On February 3, 2021, the U.S. Supreme Court decided Federal Republic of Germany v. Philipp, No. 19–351, holding that the expropriation exception to the Foreign Sovereign Immunities Act (FSIA) does not apply to a domestic taking of property from a country’s own citizens.
Under the FSIA, “foreign nations are presumptively immune” from suit in U.S. courts. The FSIA’s expropriation exception, however, makes a limited exception for lawsuits involving disputes over property “taken in violation of international law.”

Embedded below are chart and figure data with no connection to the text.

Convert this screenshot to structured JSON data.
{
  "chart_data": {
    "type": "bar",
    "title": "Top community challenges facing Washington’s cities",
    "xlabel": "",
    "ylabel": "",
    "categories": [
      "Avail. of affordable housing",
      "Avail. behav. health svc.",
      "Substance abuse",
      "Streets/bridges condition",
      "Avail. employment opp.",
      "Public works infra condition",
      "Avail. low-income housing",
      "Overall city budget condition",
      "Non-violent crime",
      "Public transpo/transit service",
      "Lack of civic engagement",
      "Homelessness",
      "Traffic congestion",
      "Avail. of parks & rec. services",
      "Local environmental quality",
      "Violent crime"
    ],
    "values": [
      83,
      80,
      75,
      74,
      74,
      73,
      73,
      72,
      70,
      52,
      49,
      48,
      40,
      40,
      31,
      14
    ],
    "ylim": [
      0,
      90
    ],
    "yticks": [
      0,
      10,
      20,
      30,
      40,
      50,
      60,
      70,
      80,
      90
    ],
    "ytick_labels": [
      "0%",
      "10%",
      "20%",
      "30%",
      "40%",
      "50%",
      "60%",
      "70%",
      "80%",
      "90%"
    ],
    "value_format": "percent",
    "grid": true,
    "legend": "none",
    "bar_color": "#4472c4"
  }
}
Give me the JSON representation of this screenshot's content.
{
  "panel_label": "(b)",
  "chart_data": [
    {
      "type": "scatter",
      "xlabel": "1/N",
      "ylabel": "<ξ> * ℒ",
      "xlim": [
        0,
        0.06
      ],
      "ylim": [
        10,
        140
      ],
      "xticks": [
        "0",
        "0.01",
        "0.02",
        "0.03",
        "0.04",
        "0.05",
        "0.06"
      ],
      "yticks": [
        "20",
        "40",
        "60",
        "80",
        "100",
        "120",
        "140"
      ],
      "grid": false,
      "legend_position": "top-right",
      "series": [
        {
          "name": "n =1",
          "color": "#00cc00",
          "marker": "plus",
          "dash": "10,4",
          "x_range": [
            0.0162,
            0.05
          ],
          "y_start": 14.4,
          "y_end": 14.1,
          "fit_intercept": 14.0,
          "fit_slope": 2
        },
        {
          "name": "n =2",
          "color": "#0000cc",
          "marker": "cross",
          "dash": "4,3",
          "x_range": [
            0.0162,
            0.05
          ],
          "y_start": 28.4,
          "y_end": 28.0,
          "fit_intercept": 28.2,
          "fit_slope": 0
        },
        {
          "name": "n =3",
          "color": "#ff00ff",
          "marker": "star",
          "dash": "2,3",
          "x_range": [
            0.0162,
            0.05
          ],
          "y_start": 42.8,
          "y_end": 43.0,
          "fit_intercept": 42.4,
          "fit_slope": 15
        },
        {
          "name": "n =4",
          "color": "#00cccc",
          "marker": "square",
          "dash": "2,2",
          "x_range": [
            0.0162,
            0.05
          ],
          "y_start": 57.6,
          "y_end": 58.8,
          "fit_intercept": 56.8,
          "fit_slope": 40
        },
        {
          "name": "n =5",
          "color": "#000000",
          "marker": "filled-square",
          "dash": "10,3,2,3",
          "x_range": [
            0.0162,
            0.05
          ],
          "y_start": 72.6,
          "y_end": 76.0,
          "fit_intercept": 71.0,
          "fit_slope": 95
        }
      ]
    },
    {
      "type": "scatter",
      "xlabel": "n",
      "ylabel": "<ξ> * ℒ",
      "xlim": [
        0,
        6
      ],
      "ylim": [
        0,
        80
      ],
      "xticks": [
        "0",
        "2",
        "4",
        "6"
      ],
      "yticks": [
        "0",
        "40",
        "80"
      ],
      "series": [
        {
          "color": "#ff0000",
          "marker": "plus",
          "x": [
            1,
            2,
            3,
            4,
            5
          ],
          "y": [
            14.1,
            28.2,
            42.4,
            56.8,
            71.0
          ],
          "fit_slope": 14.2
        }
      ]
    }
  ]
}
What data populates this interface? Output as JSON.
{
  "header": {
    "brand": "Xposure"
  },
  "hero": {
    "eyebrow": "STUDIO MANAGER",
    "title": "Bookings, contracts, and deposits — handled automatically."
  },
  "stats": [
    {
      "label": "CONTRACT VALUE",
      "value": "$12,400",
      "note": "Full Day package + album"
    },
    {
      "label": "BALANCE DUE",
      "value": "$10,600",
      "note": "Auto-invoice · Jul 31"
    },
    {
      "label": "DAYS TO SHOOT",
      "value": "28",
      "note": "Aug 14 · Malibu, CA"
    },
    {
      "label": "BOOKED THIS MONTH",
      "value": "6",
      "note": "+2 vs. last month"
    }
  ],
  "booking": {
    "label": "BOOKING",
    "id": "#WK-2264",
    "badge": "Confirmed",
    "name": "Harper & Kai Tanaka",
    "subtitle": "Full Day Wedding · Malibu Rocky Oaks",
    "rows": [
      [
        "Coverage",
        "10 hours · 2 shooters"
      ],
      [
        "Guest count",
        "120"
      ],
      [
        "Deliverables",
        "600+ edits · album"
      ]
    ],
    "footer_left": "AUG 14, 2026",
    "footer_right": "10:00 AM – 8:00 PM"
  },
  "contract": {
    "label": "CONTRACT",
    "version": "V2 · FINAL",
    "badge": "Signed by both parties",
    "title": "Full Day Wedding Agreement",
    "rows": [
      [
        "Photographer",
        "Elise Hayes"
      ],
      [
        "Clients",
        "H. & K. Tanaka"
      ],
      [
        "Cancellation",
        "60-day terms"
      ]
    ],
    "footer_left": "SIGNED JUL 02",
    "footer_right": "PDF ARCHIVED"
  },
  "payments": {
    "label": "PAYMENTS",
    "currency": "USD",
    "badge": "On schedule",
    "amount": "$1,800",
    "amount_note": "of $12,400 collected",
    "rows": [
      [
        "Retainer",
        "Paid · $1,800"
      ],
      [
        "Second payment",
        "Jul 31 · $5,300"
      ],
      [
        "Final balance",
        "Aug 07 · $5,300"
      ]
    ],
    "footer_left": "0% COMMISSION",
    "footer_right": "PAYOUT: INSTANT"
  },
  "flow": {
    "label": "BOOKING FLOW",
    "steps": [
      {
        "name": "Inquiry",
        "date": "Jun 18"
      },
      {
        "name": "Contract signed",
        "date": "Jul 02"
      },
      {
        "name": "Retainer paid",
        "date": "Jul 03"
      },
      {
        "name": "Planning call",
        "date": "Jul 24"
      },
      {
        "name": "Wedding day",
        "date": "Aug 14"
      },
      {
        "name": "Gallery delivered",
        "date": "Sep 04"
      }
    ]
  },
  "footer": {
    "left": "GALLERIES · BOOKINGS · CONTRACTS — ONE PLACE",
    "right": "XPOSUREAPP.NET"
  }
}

In 1935, a consortium of Jewish art dealers sold a collection of medieval art to Prussia. Allegedly, this sale was coerced by the Nazi government. After World War II, the United States took possession of the art collection before eventually turning it over to Germany. Many years later, three heirs of the Jewish art dealers sued Germany in U.S. district court, claiming that Germany’s purchase of this art (for approximately a third of its fair market value) violated the international law of genocide. Germany moved to dismiss the case on the grounds that it was immune from suit under the FSIA, but the U.S. District Court for the District of Columbia denied Germany’s motion, and on appeal, the D.C. Circuit affirmed. The D.C. Circuit “agreed with the heirs that the exception for property taken in violation of international law was satisfied because ‘genocide perpetrated by a state even against its own nationals is a violation of international law.’”
The Supreme Court unanimously vacated and remanded. To begin with, “international law customarily concerns relations among sovereign states, not relations between states and individuals.” Consistent with this idea, the “domestic takings rule” provides that “what a country does to property belonging to its own citizens within its own borders is not the subject of international law.” A taking of property “could be ‘wrongful under international law’ only where a state deprived ‘an alien’ of property.”
“The domestic takings rule has deep roots not only in international law but also in United States foreign policy.” It was recognized in a 1938 letter from a U.S. Secretary of State to the Mexican Ambassador and was not thereafter abrogated by post-World War II human rights documents such as the Universal Declaration of Human Rights or the Convention on the Prevention of Genocide. Nor did Congress purport to alter this rule when it passed the Second Hickenlooper Amendment to the Foreign Assistance Act of 1964 or the FSIA. Thus, U.S. courts eventually concluded that “the expropriation exception’s ‘reference to “violation of international law” does not cover expropriations of property belonging to a country’s own nationals.’”
The Supreme Court declined to “change course” in this case. Even though the heirs argued that “the forced sale of their ancestors’ art constituted an act of genocide,” the Court read the FSIA’s expropriation exception “as referencing the international law of expropriation,” not the entire corpus of the international law of human rights. For one thing, the expropriation exception “places repeated emphasis on property and property-related rights, while injuries and acts we might associate with genocide are notably lacking.” Moreover, the heirs’ proposed elimination of the domestic takings rule would “derogat[e] international law’s preservation of sovereign immunity for violations of human rights law.” Notably, too, in other portions of the FSIA where Congress carved out limited exceptions for human rights claims, Congress “did so explicitly and with precision.”
The Court also addressed two counterarguments raised by the heirs. First, when Congress amended the FSIA in 2016 to generally protect foreign state participation in American art exhibits, it excepted claims brought against Germany arising out of the Nazi era. The heirs argued that this “demonstrates that Congress meant to abrogate immunity for any Nazi-era claim.” The Court disagreed. The 2016 amendment was an attempt “to preserve sovereign immunity in a narrow, particularized context—art shows.” As such, it does not support “the broad elimination of sovereign immunity across all areas of law.” Second, although it is true that Congress has passed several statutes aimed at promoting restitution to Holocaust victims, these statutes generally encourage victims to seek redress “outside of public court systems.” And none of these statutes “speak to sovereign immunity,” which “is the province of the FSIA.”
Chief Justice Roberts delivered the opinion for a unanimous Court.